C++20 Modules replace the textual #include mechanism with a compiled module interface. The compiler emits a Binary Module Interface (BMI) file instead of a header, which can be read directly without re-parsing. This promises 10–100x compilation speedup for large C++ codebases. Clang and MSVC have production-quality module support; GCC support is maturing.

Future Directions

  • MLIR: Multi-Level IR extends LLVM's approach by allowing custom IR dialects for domain-specific languages (ML frameworks, hardware description languages). The LLVM project is increasingly structured around MLIR as the foundation.
  • Bolt (Binary Optimizer): Applies profile-guided optimization at the binary level (after linking), restructuring code layout to improve instruction cache utilization. Used at Meta to improve production binaries by 5–10%.
  • Incremental compilation in C++: Avoiding full TU recompilation on header changes is an active research area; modules address part of this.

Exercises

  1. Trace a specific C program through each pipeline stage. Write int main() { return 2+3; }. Produce the preprocessed output, LLVM IR, and assembly at -O0 and -O2. Explain how constant folding eliminates the addition in the optimized IR.
  2. Write a bison grammar for a simple arithmetic expression language.
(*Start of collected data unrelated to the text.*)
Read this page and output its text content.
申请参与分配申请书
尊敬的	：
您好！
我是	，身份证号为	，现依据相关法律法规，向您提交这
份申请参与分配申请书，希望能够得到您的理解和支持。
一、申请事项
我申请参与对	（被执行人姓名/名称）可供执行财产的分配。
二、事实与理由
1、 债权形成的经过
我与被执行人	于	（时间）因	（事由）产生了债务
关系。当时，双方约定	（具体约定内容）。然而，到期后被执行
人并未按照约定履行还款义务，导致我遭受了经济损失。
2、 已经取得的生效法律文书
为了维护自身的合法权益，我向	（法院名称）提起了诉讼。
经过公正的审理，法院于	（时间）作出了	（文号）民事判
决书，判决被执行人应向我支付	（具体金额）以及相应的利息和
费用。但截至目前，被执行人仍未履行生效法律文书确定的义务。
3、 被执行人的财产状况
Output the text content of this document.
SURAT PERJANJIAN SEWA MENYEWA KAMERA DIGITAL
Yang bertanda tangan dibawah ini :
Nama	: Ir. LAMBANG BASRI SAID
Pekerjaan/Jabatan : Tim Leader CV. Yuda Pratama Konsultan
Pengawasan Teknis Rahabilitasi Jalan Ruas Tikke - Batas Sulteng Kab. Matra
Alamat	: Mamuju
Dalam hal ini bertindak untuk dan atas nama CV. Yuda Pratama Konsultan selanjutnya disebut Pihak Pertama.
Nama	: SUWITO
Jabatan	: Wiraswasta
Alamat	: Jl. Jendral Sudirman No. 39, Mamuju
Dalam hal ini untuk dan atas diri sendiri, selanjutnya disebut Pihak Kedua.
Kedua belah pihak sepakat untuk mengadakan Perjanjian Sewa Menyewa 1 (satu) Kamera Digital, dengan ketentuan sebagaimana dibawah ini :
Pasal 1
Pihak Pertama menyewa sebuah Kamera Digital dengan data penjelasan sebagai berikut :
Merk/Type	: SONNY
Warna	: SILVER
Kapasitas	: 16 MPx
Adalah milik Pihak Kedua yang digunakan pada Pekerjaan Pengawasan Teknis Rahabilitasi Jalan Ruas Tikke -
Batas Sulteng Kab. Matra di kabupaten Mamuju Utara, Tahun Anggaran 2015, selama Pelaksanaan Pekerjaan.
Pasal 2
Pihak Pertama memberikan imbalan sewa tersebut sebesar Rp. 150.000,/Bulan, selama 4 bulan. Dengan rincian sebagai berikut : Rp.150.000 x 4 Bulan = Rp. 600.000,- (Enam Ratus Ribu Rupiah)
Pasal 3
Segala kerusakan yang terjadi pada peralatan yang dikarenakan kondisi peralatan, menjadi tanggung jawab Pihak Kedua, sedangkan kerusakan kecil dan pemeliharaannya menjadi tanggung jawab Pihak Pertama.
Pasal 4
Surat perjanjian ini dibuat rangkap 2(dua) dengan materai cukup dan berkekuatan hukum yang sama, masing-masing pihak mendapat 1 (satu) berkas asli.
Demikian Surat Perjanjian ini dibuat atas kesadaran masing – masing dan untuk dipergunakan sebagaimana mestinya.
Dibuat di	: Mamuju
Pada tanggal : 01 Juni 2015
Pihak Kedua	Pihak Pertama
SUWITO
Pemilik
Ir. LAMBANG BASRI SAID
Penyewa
Plug it into a flex lexer. Generate a parser and observe the shift/reduce actions for an ambiguous grammar.
  3. Implement a tiny constant folding pass in Python: take LLVM IR as text, parse add i32 N, M where N and M are integer literals, replace with the result. Run it on a file and verify the output is valid IR.
  4. Measure the impact of inlining: write a function that calls a small function in a tight loop. Compile at -O0, -O1, -O2, and -O3. Use objdump -d to verify that inlining occurs at -O2+. Benchmark the result.
  5. Observe an LTO optimization that is impossible without it: write two TUs where TU1 has a function that TU2 calls in a hot loop. Verify that without LTO the function is called via a real call instruction; with LTO, it is inlined.

References

  • Alfred V. Aho, Monica S. Lam, Ravi Sethi, Jeffrey D. Ullman. Compilers: Principles, Techniques, and Tools (Dragon Book, 2nd ed.). Addison-Wesley, 2006.
  • Chris Lattner & Vikram Adve, "LLVM: A Compilation Framework for Lifelong Program Analysis & Transformation." CGO 2004.
  • GCC Internals Manual: https://gcc.gnu.org/onlinedocs/gccint/
  • LLVM Language Reference Manual: https://llvm.org/docs/LangRef.html
  • Chandler Carruth, "Undefined Behavior: What Happened to My Code?" LLVM Developers' Meeting 2016.